Bonnie reverently closes the grimoire and sets it on the bar, moving her half-full glass a safe distance away. "I'll be fine, thank you. I appreciate the help and the gift."

Nora gives Bonnie a small smile as she dons her winter wear and heads toward the entrance. She isn't quite sure why, but she stands up a bit from the stool and calls after the departing heretic. "Hey, Nora!"

She turns around, trying and failing to suppress the flicker of excitement that jolts through her. "What is it, Bonnie?"

"Maybe we… maybe we could meet up sometime and try out some of these spells. I also have some cool stuff I found in Europe that I could show you."

"That sounds… lovely. I would be delighted."

"Sounds like a plan."

"Shall I take down your telephone number?"

"Mmmmm, not quite ready for that yet, Ms. Evil Heretic." Bonnie's smiling so she knows it's more lighthearted this time. "Can't be giving out my digits to just anyone. You might just have to chance upon me here again."

Nora smiles back before exaggeratedly scanning the room with her eyes. "Cozy place, this is. I suppose it won't be torture sitting here until closing time every day, waiting patiently for the queen herself to arrive.

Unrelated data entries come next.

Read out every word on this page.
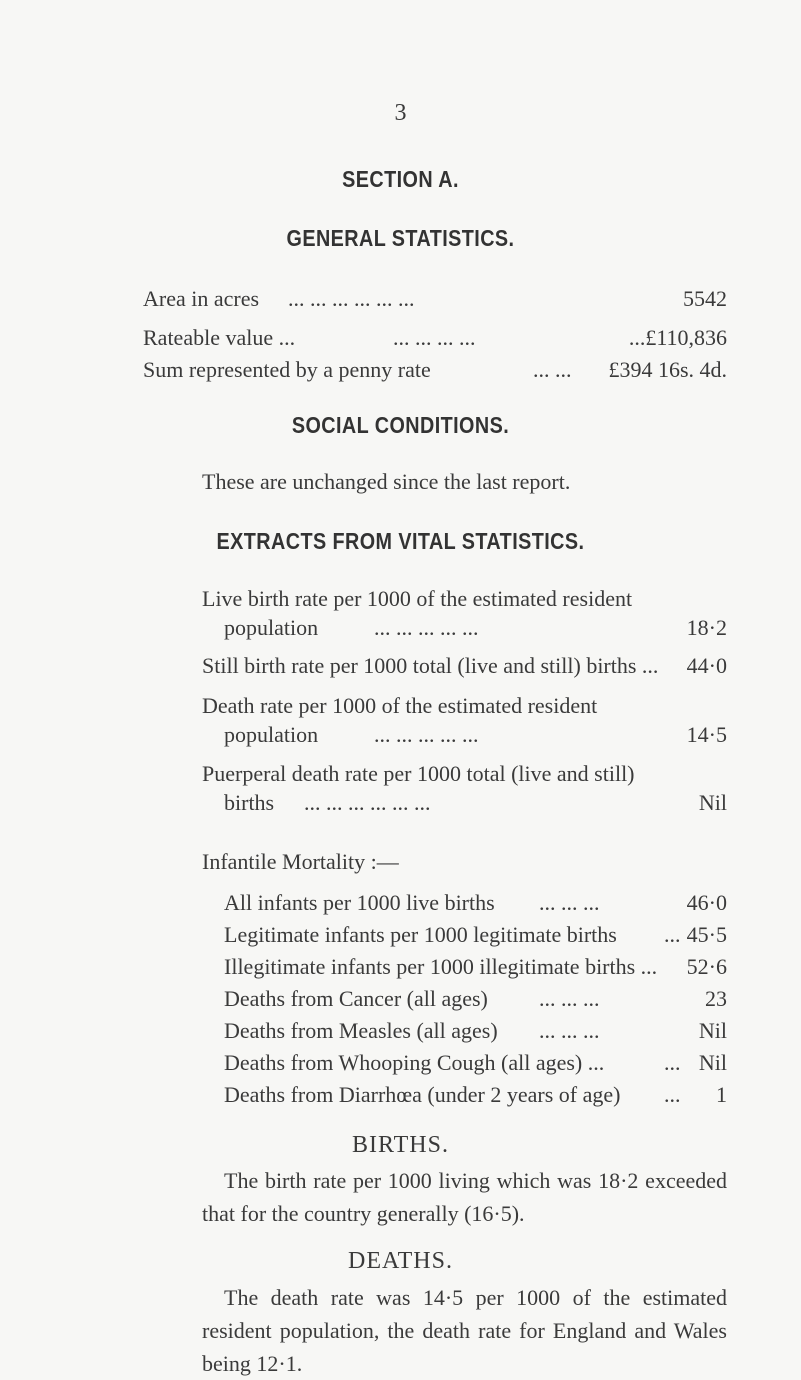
3
SECTION A.
GENERAL STATISTICS.
Area in acres ... ... ... ... ... ...	5542
Rateable value ...	... ... ... ...	...£110,836
Sum represented by a penny rate	... ... £394 16s. 4d.
SOCIAL CONDITIONS.
These are unchanged since the last report.
EXTRACTS FROM VITAL STATISTICS.
Live birth rate per 1000 of the estimated resident
population	... ... ... ... ...	18·2
Still birth rate per 1000 total (live and still) births ... 44·0
Death rate per 1000 of the estimated resident
population	... ... ... ... ...	14·5
Puerperal death rate per 1000 total (live and still)
births ... ... ... ... ... ...	Nil
Infantile Mortality :—
All infants per 1000 live births ... ... ...	46·0
Legitimate infants per 1000 legitimate births ... 45·5
Illegitimate infants per 1000 illegitimate births ... 52·6
Deaths from Cancer (all ages) ... ... ...	23
Deaths from Measles (all ages) ... ... ...	Nil
Deaths from Whooping Cough (all ages) ...	... Nil
Deaths from Diarrhœa (under 2 years of age) ... 1
BIRTHS.
The birth rate per 1000 living which was 18·2 exceeded that for the country generally (16·5).
DEATHS.
The death rate was 14·5 per 1000 of the estimated resident population, the death rate for England and Wales being 12·1.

You might just have to find a new magic partner while I try out spells with…" she looks around again, "um, him!" pointing to a frat boy passed out in an armchair on a pillow of his own over-gelled fade.

"I'm dripping with jealousy," Bonnie half-mouths, half-whispers; Nora's almost out the door now but she knows she can still hear her.

Nora doesn't say anything before she steps out into the bitter Virginia cold, just stares straight at Bonnie and smiles again, except it's a different smile this time, one that surges like electricity through the air toward her, warm and alluring and sexy.

Sexy?

"Ahem."

Bonnie whips around to see Caroline standing right behind her. "Care, hey…"

"I leave you here alone for the duration of exactly one birthing class and you spend it flirting with the evil heretic who kidnapped me?"